Okay, maybe I’m being a tad dramatic. Not everything was terrible in 2016. We were graced with the talent of Simone Biles and binge-worthy shows like This Is Us and Stranger Things. Some families enjoyed amazing vacations, babies were born, couples tied the knot, and the Chicago Cubs finally won the World Series!
YES, THE CUBS WON THE WORLD SERIES! As a long-suffering Cubs fan, after 108 years of disappointment, seeing my team win amidst the chaos felt like a small miracle, though it’s frustrating that this joy is overshadowed by the rest of the year’s disasters. But hey, that’s 2016 for you, right?
So, aside from the brief joy of the Cubs’ victory, 2016 felt like one colossal middle finger.

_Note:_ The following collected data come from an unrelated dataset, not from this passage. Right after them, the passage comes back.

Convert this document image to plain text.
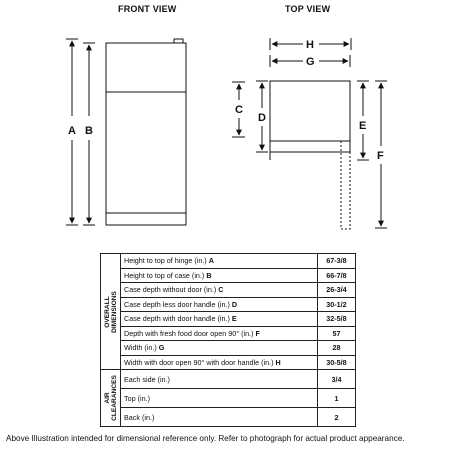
FRONT VIEW	TOP VIEW
A B
H
G
C
D
E
F
OVERALL DIMENSIONS	Height to top of hinge (in.) A	67-3/8
	Height to top of case (in.) B	66-7/8
	Case depth without door (in.) C	26-3/4
	Case depth less door handle (in.) D	30-1/2
	Case depth with door handle (in.) E	32-5/8
	Depth with fresh food door open 90° (in.) F	57
	Width (in.) G	28
	Width with door open 90° with door handle (in.) H	30-5/8

AIR CLEARANCES	Each side (in.)	3/4
	Top (in.)	1
	Back (in.)	2
Above Illustration intended for dimensional reference only. Refer to photograph for actual product appearance.
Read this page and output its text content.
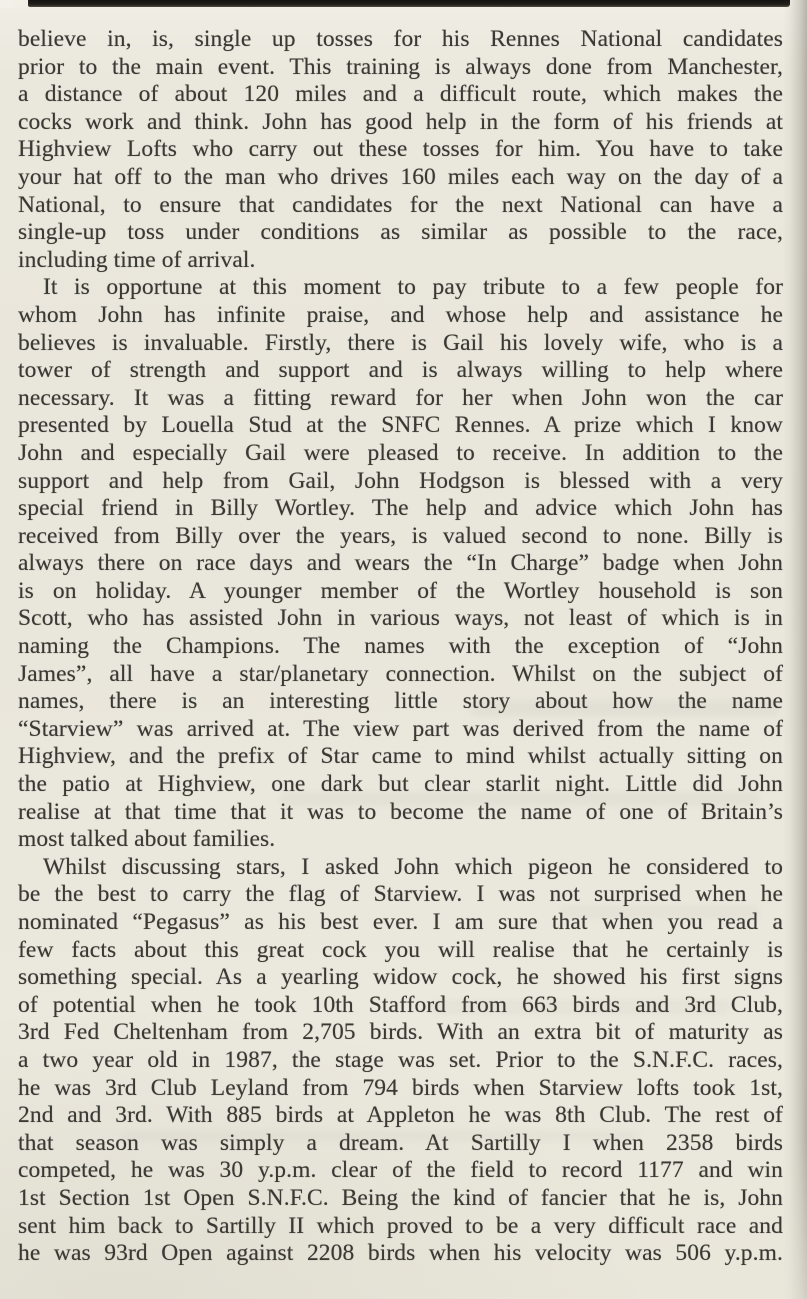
believe in, is, single up tosses for his Rennes National candidates
prior to the main event. This training is always done from Manchester,
a distance of about 120 miles and a difficult route, which makes the
cocks work and think. John has good help in the form of his friends at
Highview Lofts who carry out these tosses for him. You have to take
your hat off to the man who drives 160 miles each way on the day of a
National, to ensure that candidates for the next National can have a
single-up toss under conditions as similar as possible to the race,
including time of arrival.
It is opportune at this moment to pay tribute to a few people for
whom John has infinite praise, and whose help and assistance he
believes is invaluable. Firstly, there is Gail his lovely wife, who is a
tower of strength and support and is always willing to help where
necessary. It was a fitting reward for her when John won the car
presented by Louella Stud at the SNFC Rennes. A prize which I know
John and especially Gail were pleased to receive. In addition to the
support and help from Gail, John Hodgson is blessed with a very
special friend in Billy Wortley. The help and advice which John has
received from Billy over the years, is valued second to none. Billy is
always there on race days and wears the “In Charge” badge when John
is on holiday. A younger member of the Wortley household is son
Scott, who has assisted John in various ways, not least of which is in
naming the Champions. The names with the exception of “John
James”, all have a star/planetary connection. Whilst on the subject of
names, there is an interesting little story about how the name
“Starview” was arrived at. The view part was derived from the name of
Highview, and the prefix of Star came to mind whilst actually sitting on
the patio at Highview, one dark but clear starlit night. Little did John
realise at that time that it was to become the name of one of Britain’s
most talked about families.
Whilst discussing stars, I asked John which pigeon he considered to
be the best to carry the flag of Starview. I was not surprised when he
nominated “Pegasus” as his best ever. I am sure that when you read a
few facts about this great cock you will realise that he certainly is
something special. As a yearling widow cock, he showed his first signs
of potential when he took 10th Stafford from 663 birds and 3rd Club,
3rd Fed Cheltenham from 2,705 birds. With an extra bit of maturity as
a two year old in 1987, the stage was set. Prior to the S.N.F.C. races,
he was 3rd Club Leyland from 794 birds when Starview lofts took 1st,
2nd and 3rd. With 885 birds at Appleton he was 8th Club. The rest of
that season was simply a dream. At Sartilly I when 2358 birds
competed, he was 30 y.p.m. clear of the field to record 1177 and win
1st Section 1st Open S.N.F.C. Being the kind of fancier that he is, John
sent him back to Sartilly II which proved to be a very difficult race and
he was 93rd Open against 2208 birds when his velocity was 506 y.p.m.
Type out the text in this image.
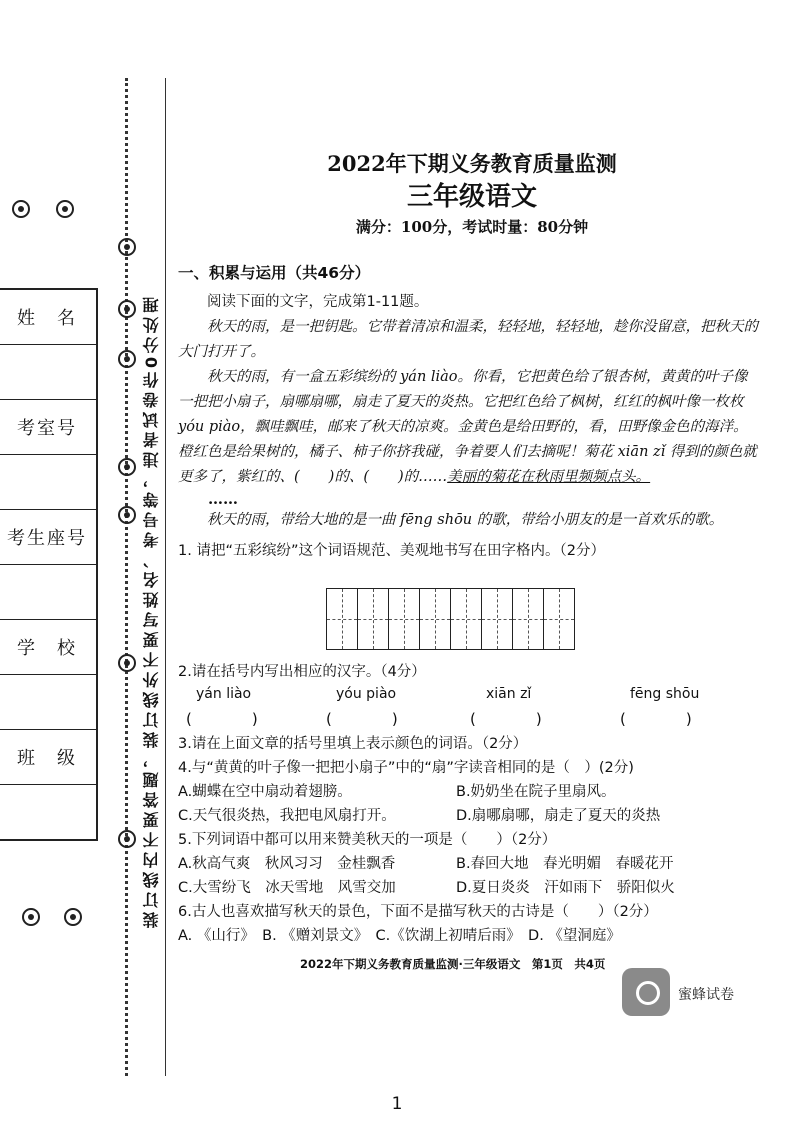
姓　名
考室号
考生座号
学　校
班　级	装订线内不要答题，装订线外不要写姓名、考号等，违者试卷作0分处理
2022年下期义务教育质量监测
三年级语文
满分：100分，考试时量：80分钟
一、积累与运用（共46分）
阅读下面的文字，完成第1-11题。
秋天的雨，是一把钥匙。它带着清凉和温柔，轻轻地，轻轻地，趁你没留意，把秋天的大门打开了。
秋天的雨，有一盒五彩缤纷的 yán liào。你看，它把黄色给了银杏树，黄黄的叶子像一把把小扇子，扇哪扇哪，扇走了夏天的炎热。它把红色给了枫树，红红的枫叶像一枚枚 yóu piào，飘哇飘哇，邮来了秋天的凉爽。金黄色是给田野的，看，田野像金色的海洋。橙红色是给果树的，橘子、柿子你挤我碰，争着要人们去摘呢！菊花 xiān zǐ 得到的颜色就更多了，紫红的、(　　)的、(　　)的……美丽的菊花在秋雨里频频点头。
……
秋天的雨，带给大地的是一曲 fēng shōu 的歌，带给小朋友的是一首欢乐的歌。
1. 请把“五彩缤纷”这个词语规范、美观地书写在田字格内。（2分）
2.请在括号内写出相应的汉字。（4分）
yán liào	yóu piào	xiān zǐ	fēng shōu
(　　　　)	(　　　　)	(　　　　)	(　　　　)
3.请在上面文章的括号里填上表示颜色的词语。（2分）
4.与“黄黄的叶子像一把把小扇子”中的“扇”字读音相同的是（　）(2分)
A.蝴蝶在空中扇动着翅膀。	B.奶奶坐在院子里扇风。
C.天气很炎热，我把电风扇打开。	D.扇哪扇哪，扇走了夏天的炎热
5.下列词语中都可以用来赞美秋天的一项是（　　）（2分）
A.秋高气爽　秋风习习　金桂飘香	B.春回大地　春光明媚　春暖花开
C.大雪纷飞　冰天雪地　风雪交加	D.夏日炎炎　汗如雨下　骄阳似火
6.古人也喜欢描写秋天的景色，下面不是描写秋天的古诗是（　　）（2分）
A. 《山行》　B. 《赠刘景文》　C.《饮湖上初晴后雨》　D. 《望洞庭》
2022年下期义务教育质量监测·三年级语文　第1页　共4页
蜜蜂试卷
1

It was like trudging through a storm with an umbrella that flipped inside out repeatedly until it was wrenched from my grasp. 2016 was akin to taking a tumble down a flight of stairs in front of a crowd. It felt like getting pooped on by a bird after leaving the salon with a fresh blowout. Enough already!

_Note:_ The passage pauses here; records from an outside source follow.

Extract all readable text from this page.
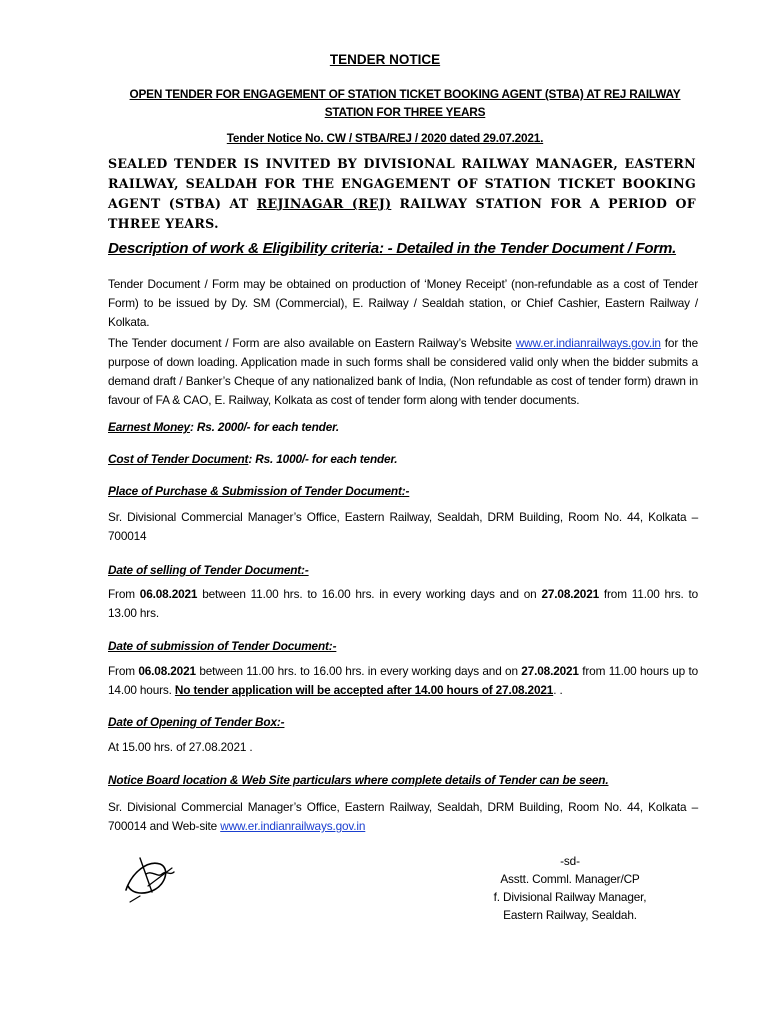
TENDER NOTICE
OPEN TENDER FOR ENGAGEMENT OF STATION TICKET BOOKING AGENT (STBA) AT REJ RAILWAY STATION FOR THREE YEARS
Tender Notice No. CW / STBA/REJ / 2020 dated 29.07.2021.
SEALED TENDER IS INVITED BY DIVISIONAL RAILWAY MANAGER, EASTERN RAILWAY, SEALDAH FOR THE ENGAGEMENT OF STATION TICKET BOOKING AGENT (STBA) AT REJINAGAR (REJ) RAILWAY STATION FOR A PERIOD OF THREE YEARS.
Description of work & Eligibility criteria: - Detailed in the Tender Document / Form.
Tender Document / Form may be obtained on production of ‘Money Receipt’ (non-refundable as a cost of Tender Form) to be issued by Dy. SM (Commercial), E. Railway / Sealdah station, or Chief Cashier, Eastern Railway / Kolkata.
The Tender document / Form are also available on Eastern Railway’s Website www.er.indianrailways.gov.in for the purpose of down loading. Application made in such forms shall be considered valid only when the bidder submits a demand draft / Banker’s Cheque of any nationalized bank of India, (Non refundable as cost of tender form) drawn in favour of FA & CAO, E. Railway, Kolkata as cost of tender form along with tender documents.
Earnest Money: Rs. 2000/- for each tender.
Cost of Tender Document: Rs. 1000/- for each tender.
Place of Purchase & Submission of Tender Document:-
Sr. Divisional Commercial Manager’s Office, Eastern Railway, Sealdah, DRM Building, Room No. 44, Kolkata – 700014
Date of selling of Tender Document:-
From 06.08.2021 between 11.00 hrs. to 16.00 hrs. in every working days and on 27.08.2021 from 11.00 hrs. to 13.00 hrs.
Date of submission of Tender Document:-
From 06.08.2021 between 11.00 hrs. to 16.00 hrs. in every working days and on 27.08.2021 from 11.00 hours up to 14.00 hours. No tender application will be accepted after 14.00 hours of 27.08.2021. .
Date of Opening of Tender Box:-
At 15.00 hrs. of 27.08.2021 .
Notice Board location & Web Site particulars where complete details of Tender can be seen.
Sr. Divisional Commercial Manager’s Office, Eastern Railway, Sealdah, DRM Building, Room No. 44, Kolkata – 700014 and Web-site www.er.indianrailways.gov.in
-sd-
Asstt. Comml. Manager/CP
f. Divisional Railway Manager,
Eastern Railway, Sealdah.
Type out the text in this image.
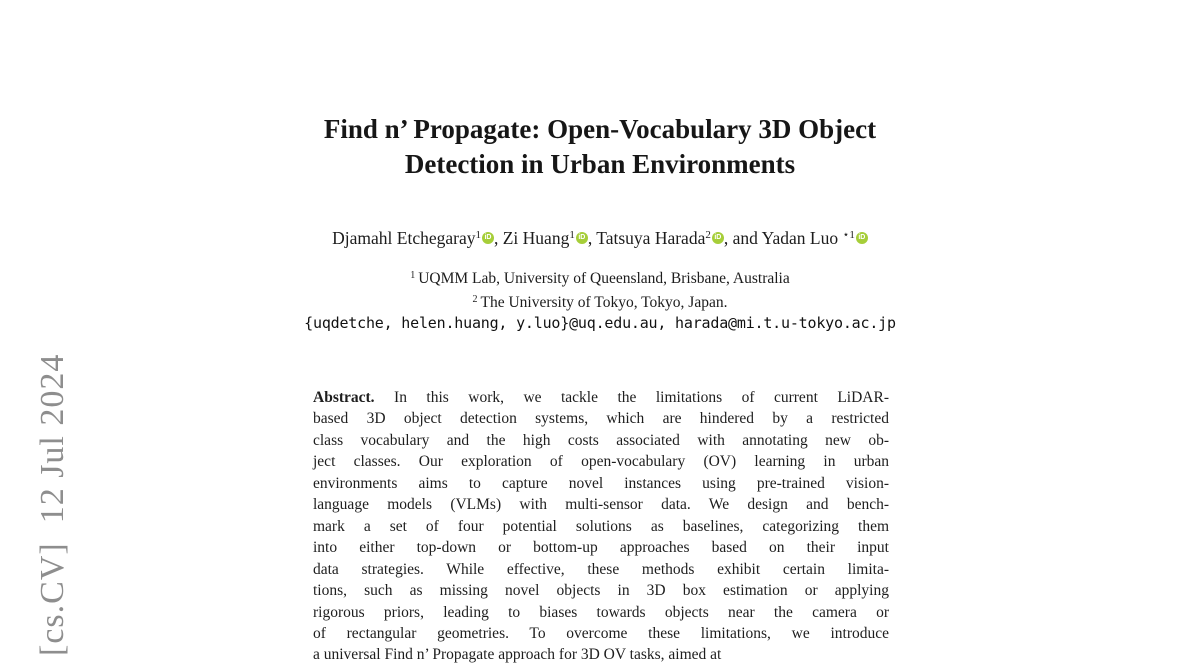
[cs.CV]  12 Jul 2024
Find n’ Propagate: Open-Vocabulary 3D Object
Detection in Urban Environments
Djamahl Etchegaray$^1$ iD , Zi Huang$^1$ iD , Tatsuya Harada$^2$ iD , and Yadan Luo $^{⋆1}$ iD
$^1$ UQMM Lab, University of Queensland, Brisbane, Australia
$^2$ The University of Tokyo, Tokyo, Japan.
{uqdetche, helen.huang, y.luo}@uq.edu.au, harada@mi.t.u-tokyo.ac.jp
Abstract. In this work, we tackle the limitations of current LiDAR-
based 3D object detection systems, which are hindered by a restricted
class vocabulary and the high costs associated with annotating new ob-
ject classes. Our exploration of open-vocabulary (OV) learning in urban
environments aims to capture novel instances using pre-trained vision-
language models (VLMs) with multi-sensor data. We design and bench-
mark a set of four potential solutions as baselines, categorizing them
into either top-down or bottom-up approaches based on their input
data strategies. While effective, these methods exhibit certain limita-
tions, such as missing novel objects in 3D box estimation or applying
rigorous priors, leading to biases towards objects near the camera or
of rectangular geometries. To overcome these limitations, we introduce
a universal Find n’ Propagate approach for 3D OV tasks, aimed at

Now it’s our turn to give 2016 the finger. Goodbye and good riddance!
For more insights, check out this informative piece on pregnancy and home insemination from March of Dimes. And if you’re looking for a reliable home insemination kit, BabyMaker provides excellent options for your journey. Also, don’t forget to visit our privacy policy for more details on how we handle your information: Privacy Policy.
Summary
In this humorous reflection on the tumultuous year of 2016, the author expresses frustration and disbelief at the events that unfolded, from political chaos to the loss of beloved cultural icons. Despite a few bright spots, the overall sentiment is one of relief in bidding farewell to a year filled with challenges and calamities.